Он хватался за сухость, раздраженность тона, как матрос с разбитого корабля, барахтаясь в воде, хватается за скользкую крышку от ларя. Так Диего вел уроки с талантливыми балбесами, видя, что не получается, и зная, что получится.

— Пока что, извини, у нас не очень-то выходит. Всадник скачет, сеньорита глядит с балкона.

— У нас? В каком смысле?

— В обычном.

— Тебя-то они могут высадить на планету? Или… О Господи!

Коллантарии отстали, тащились позади. В разговоре, похожем то ли на ссору, то ли на исповедь, им не было места. Диего Пераль взял всю вину на себя — тут им тоже не было места. Разве что в стыде — сколько стыда ни брал на свою долю маэстро, его хватало на всех.

— Я больше не пассажир. Я теперь коллантарий, как они. Взлет, посадка — за меня не тревожься. Это еще одна долгая история. Я бы поменялся с тобой местами, но в этом мне отказано.

— И вы не садитесь на планету из-за меня? Скитаетесь по космосу, воюете с бесами — из-за меня?! Если бы я знала… Сколько же вы натерпелись!

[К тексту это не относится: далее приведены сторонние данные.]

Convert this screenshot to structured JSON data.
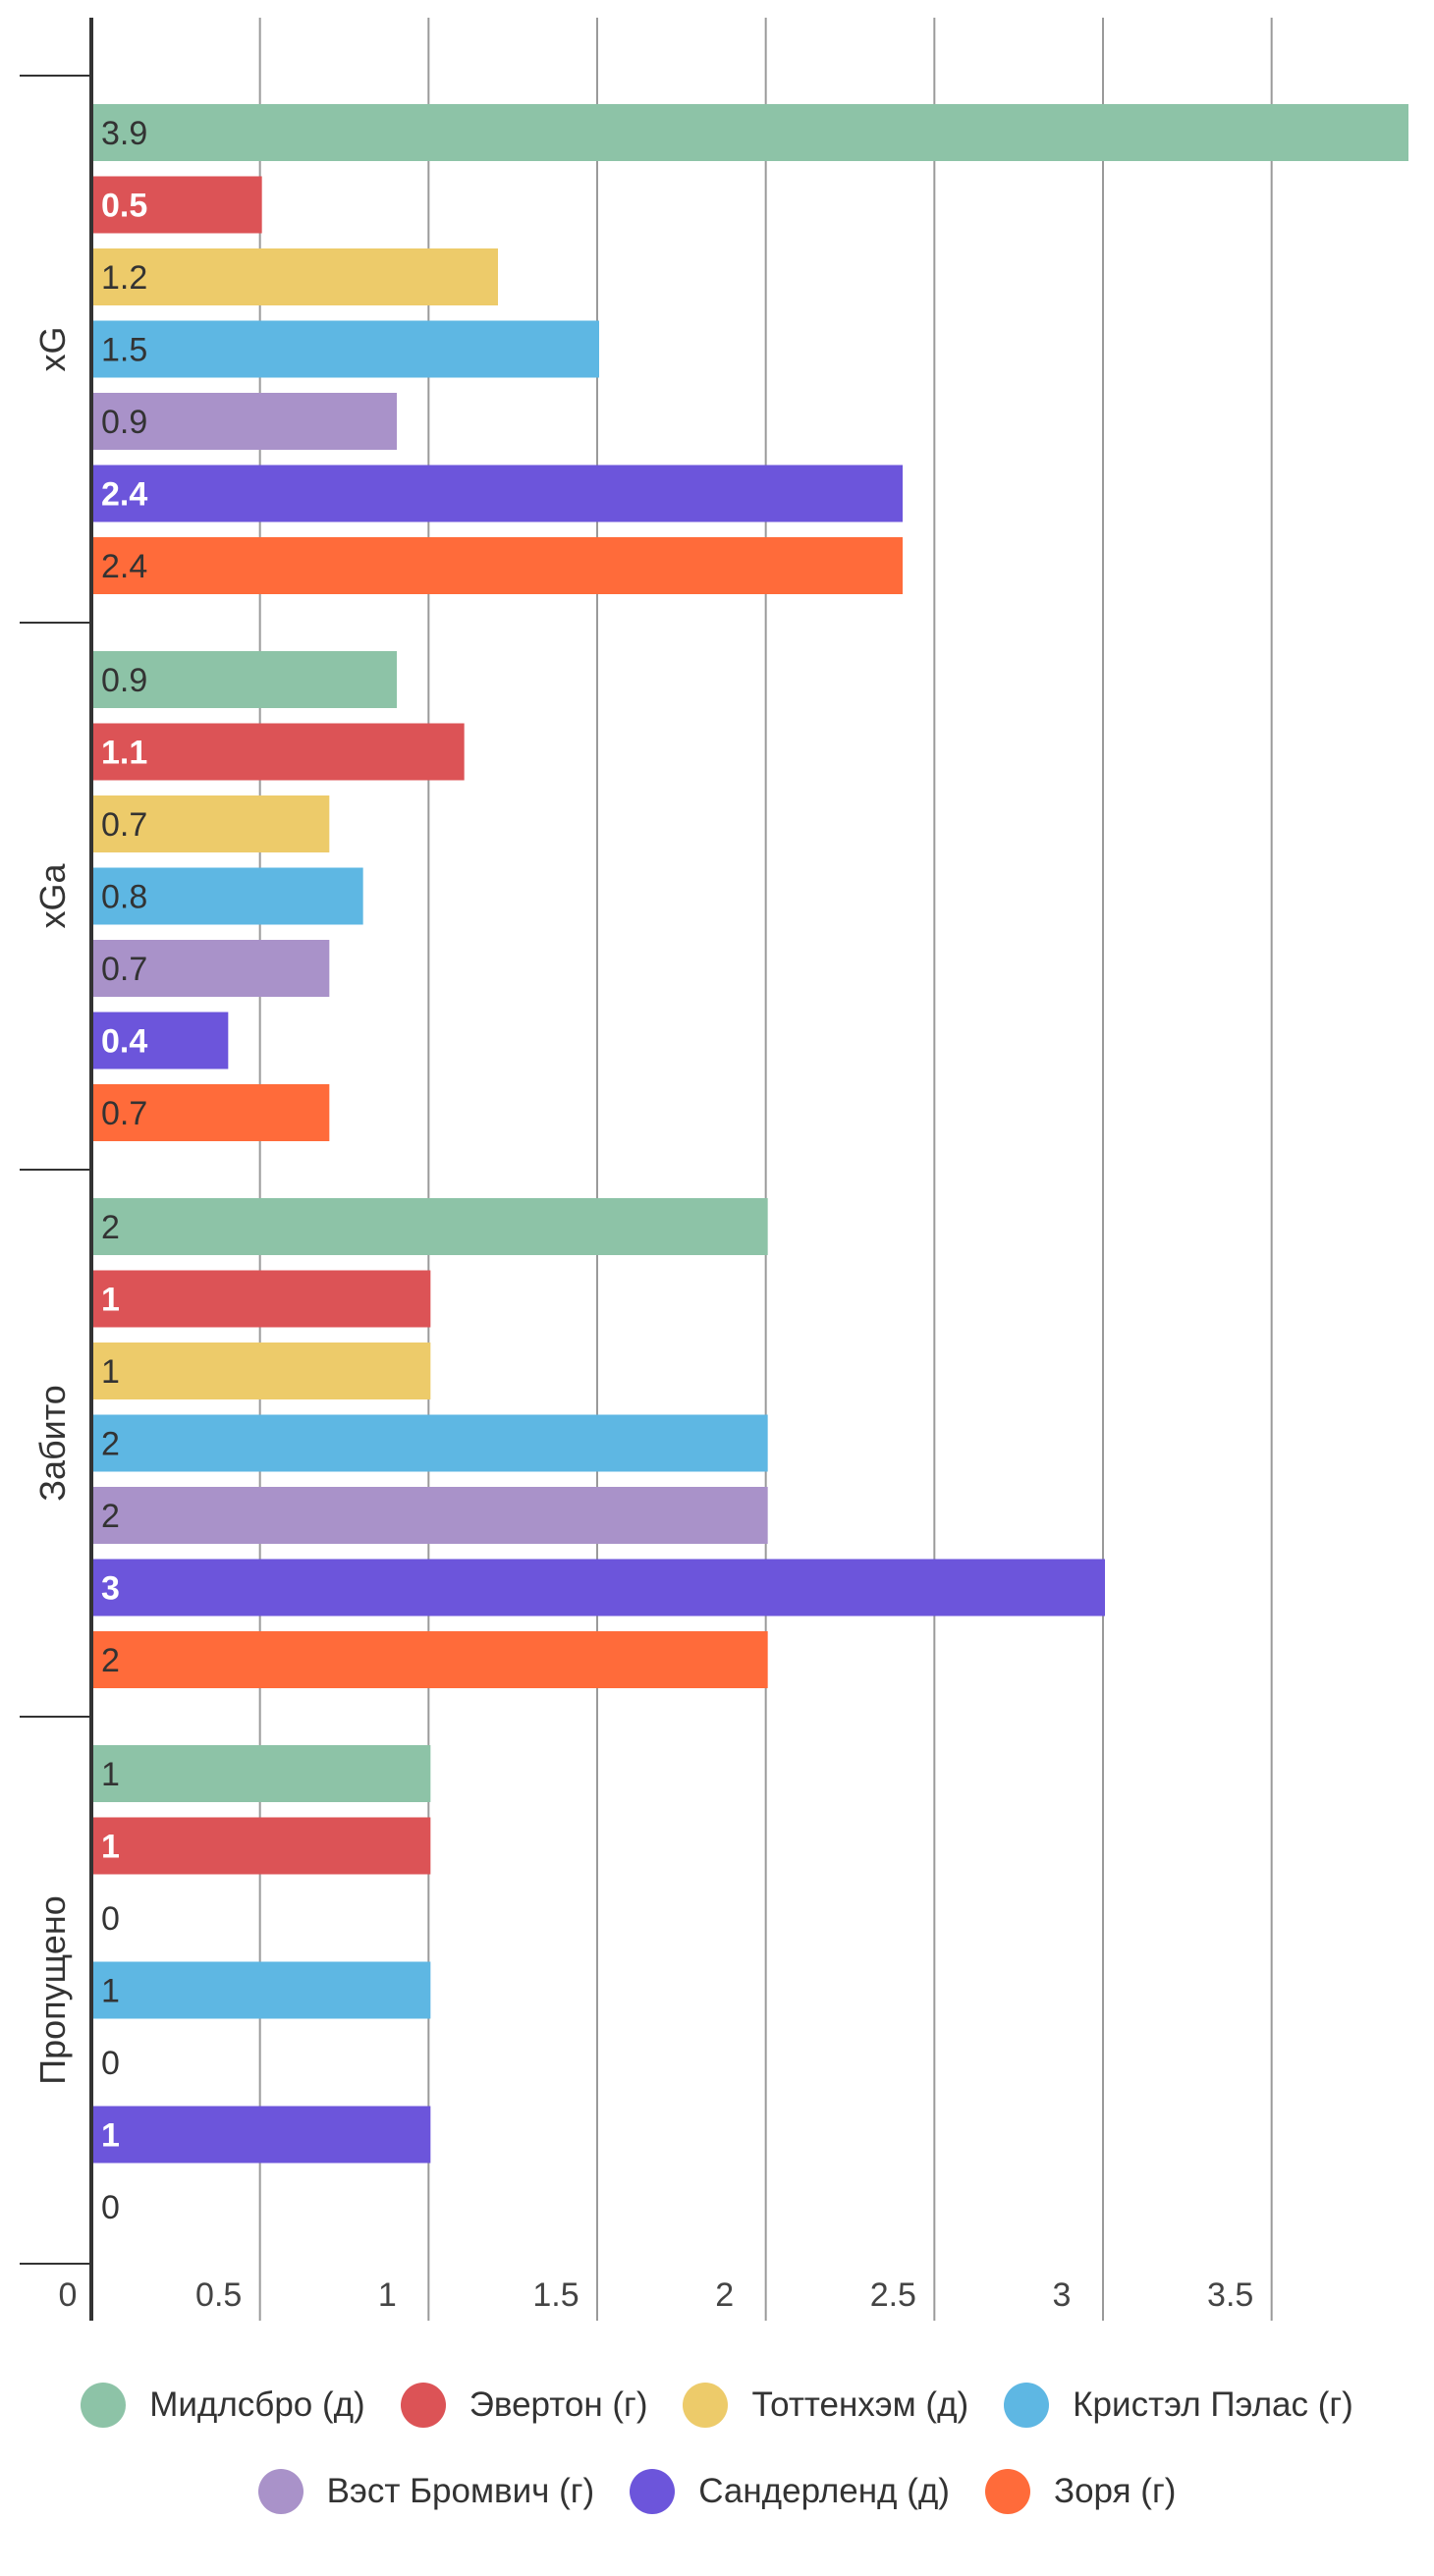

— О, сеньорита! — Пробус подъехал ближе. — Как вы правы! Мотаемся, мотаемся… Пол-Ойкумены избороздили, и все никак! Я и забыл, как выглядит твердая земля…

Гневным жестом маэстро прервал его монолог:

— Молчите! Хватит лжи! Карни, мы высаживались на Хиззац. Высаживались на Сечень. Взлетали с Китты. Большое тело, малое — нам все равно. Нам — да, а тебе — нет. Ты…

Коллантарии замерли, забыли дышать. Варвар обезумел! Сейчас он откроет ей все! Скажет: ты погибла, ты похоронена на Хиззаце. Ты — призрак. Волновой клон, неприкаянная душа. И что тогда?

Что?!

Над верхушками деревьев плыло облако листьев, сорванных ветром. В нем, словно в зеркале, отражался лес: кармин, охра, зелень, ржавчина… Впрочем, ветра не было. Лес замер, как перед грозой, а облако все равно двигалось, следовало за коллантом параллельным курсом.

Рой.

Диего не сразу его узнал. Рой изменился: встревожен, растерян, он менял цвет подобно хамелеону, угодившему в калейдоскоп. Это выше моих сил, сказал Диего рою. Я не хочу лгать Карни. Но открыть ей всю правду?! Ложь во спасение, спасение во лжи. Во лжи нет спасения. В смерти нет покоя. На кладбище Сум-Мат Тхай корни дерева заливают кислотой, а святые люди отделяют мясо покойника от костей. Нет, она ничего не узнает про кладбище.